Aggrappato al fianco del suo vulcano (il più alto e il più antico del Lazio, con un'altezza di 1053 m e un'età venerabile di ben 800.000 anni), Soriano guarda dall'alto -con una certa alterigia- la vita che si svolge a valle. Il suo poderoso castello, adibito a carcere, è un simbolo di questo angolo di Tuscia, ricco di storia e natura.
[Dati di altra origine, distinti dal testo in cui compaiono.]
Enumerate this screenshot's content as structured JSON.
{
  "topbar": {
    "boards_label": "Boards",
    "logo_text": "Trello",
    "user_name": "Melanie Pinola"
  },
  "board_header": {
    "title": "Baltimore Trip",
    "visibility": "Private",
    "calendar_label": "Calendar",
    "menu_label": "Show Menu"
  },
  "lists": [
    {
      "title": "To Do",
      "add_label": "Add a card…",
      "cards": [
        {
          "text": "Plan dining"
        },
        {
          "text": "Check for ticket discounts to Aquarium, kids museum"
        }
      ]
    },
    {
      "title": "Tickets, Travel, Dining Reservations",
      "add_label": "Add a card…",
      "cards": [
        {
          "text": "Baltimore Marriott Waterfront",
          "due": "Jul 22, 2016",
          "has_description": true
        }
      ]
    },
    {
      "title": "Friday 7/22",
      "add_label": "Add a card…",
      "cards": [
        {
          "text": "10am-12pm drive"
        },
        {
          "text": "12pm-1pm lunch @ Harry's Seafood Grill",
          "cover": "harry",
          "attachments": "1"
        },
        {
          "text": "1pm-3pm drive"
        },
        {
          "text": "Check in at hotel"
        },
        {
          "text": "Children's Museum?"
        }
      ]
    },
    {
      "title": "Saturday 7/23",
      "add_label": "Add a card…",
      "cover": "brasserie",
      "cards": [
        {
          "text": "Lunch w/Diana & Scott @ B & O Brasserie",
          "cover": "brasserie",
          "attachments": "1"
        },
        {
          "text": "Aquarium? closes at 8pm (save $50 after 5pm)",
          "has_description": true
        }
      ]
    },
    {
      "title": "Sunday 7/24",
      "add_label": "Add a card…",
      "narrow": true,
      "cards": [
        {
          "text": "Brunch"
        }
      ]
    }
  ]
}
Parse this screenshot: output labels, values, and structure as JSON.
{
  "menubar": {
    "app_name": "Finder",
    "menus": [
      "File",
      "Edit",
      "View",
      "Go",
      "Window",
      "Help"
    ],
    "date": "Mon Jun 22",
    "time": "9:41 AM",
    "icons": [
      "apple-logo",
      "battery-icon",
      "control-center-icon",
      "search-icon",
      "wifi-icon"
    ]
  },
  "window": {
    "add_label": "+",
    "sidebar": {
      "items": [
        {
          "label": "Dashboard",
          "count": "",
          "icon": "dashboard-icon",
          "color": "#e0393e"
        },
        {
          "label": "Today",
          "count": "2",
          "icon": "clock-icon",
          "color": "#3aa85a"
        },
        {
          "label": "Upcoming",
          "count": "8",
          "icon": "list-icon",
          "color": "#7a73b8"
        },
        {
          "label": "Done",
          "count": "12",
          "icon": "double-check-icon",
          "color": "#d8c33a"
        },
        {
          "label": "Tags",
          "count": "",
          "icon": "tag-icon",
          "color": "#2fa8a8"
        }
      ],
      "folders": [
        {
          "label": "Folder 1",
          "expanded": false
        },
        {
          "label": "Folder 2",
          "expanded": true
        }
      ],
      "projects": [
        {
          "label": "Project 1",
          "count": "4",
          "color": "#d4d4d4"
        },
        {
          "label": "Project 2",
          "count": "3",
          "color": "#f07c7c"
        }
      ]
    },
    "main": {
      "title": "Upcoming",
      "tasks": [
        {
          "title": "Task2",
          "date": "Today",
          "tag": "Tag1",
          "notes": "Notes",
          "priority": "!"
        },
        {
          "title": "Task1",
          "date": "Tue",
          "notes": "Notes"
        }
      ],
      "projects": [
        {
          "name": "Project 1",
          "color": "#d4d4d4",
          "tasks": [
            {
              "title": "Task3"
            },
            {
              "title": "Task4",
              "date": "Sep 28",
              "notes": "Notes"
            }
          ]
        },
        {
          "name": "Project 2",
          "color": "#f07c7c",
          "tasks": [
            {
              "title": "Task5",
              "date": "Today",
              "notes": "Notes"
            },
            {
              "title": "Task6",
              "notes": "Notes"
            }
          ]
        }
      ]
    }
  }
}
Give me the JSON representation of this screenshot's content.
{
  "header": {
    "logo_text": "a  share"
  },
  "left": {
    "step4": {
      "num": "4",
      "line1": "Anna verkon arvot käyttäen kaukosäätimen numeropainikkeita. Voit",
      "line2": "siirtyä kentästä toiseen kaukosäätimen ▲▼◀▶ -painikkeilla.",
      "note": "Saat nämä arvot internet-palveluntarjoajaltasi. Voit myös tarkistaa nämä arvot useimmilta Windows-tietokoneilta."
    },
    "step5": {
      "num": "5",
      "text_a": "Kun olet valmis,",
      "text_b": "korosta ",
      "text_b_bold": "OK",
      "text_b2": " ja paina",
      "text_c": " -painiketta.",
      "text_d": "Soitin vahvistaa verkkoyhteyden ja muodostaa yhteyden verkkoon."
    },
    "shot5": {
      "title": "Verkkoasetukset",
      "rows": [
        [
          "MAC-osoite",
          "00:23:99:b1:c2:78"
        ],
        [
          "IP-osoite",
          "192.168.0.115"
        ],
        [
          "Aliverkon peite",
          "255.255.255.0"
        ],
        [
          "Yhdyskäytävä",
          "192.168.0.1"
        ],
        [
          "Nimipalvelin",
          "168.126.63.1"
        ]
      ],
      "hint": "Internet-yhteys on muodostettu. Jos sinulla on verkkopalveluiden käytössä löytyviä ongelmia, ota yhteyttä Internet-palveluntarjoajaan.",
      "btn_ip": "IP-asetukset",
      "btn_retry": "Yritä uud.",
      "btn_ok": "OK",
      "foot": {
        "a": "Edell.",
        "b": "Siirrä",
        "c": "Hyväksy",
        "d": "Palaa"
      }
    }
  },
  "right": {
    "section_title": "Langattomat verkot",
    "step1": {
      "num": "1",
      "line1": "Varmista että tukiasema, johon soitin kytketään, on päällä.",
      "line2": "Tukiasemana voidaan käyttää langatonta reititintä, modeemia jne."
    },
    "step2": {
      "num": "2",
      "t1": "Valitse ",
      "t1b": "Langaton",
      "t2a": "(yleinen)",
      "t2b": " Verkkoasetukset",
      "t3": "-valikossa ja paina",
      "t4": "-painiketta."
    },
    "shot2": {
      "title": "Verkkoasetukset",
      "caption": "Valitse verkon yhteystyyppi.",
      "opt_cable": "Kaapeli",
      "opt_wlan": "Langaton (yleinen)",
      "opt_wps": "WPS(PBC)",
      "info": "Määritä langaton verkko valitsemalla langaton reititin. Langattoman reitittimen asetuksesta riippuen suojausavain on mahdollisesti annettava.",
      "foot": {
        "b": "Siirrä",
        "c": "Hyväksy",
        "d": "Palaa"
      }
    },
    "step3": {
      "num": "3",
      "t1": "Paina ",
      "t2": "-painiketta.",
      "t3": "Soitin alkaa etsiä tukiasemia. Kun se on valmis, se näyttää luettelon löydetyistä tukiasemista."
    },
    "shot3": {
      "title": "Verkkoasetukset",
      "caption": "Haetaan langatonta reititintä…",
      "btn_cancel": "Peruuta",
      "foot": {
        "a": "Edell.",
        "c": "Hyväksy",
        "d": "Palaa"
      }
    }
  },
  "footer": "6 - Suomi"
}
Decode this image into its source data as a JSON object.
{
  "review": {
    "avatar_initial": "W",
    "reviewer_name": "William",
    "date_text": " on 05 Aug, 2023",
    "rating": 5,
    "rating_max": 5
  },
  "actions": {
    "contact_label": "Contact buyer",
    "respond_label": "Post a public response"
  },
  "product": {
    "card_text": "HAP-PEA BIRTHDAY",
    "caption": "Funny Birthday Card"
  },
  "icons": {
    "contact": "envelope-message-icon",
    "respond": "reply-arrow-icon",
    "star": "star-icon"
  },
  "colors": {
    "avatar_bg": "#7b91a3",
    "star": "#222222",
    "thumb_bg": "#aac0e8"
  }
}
Poco sopra il paese, in mezzo ai boschi che ricoprono il Cimino (pallido ricordo dell'impenetrabile Selva Cimina degli etruschi), si trova una delle chiese abbandonate più suggestive del Lazio, la SS. Trinità. Edificata nel XVI secolo, era parte di un monastero di cui oggi restano solo poche tracce: venne realizzata su una sorta di balcone roccioso sul fianco del monte, e oggi appare priva della parte superiore, sebbene un recente restauro ne abbia almeno salvaguardato le mura perimetrali. Si raggiunge con facilità seguendo sino in fondo via G. Di Vittorio, collocata nella parte alta di Soriano (percorrere via Roma e, superato un distributore, voltare a sinistra su via delle Bandite, stretta e ripida, sino al bivio a sinistra per la strada sopra indicata). Quando la strada diventa sterrata si parcheggia e si prosegue a piedi per qualche centinaio di metri sino a un bivio a destra chiuso da un cancello. In pochi minuti si arriva alla chiesa. Bella e semplice passeggiata che può essere poi completata andando a dare un'occhiata alla faggeta sommitale del monte Cimino, di grande interesse ambientale e paesaggistico.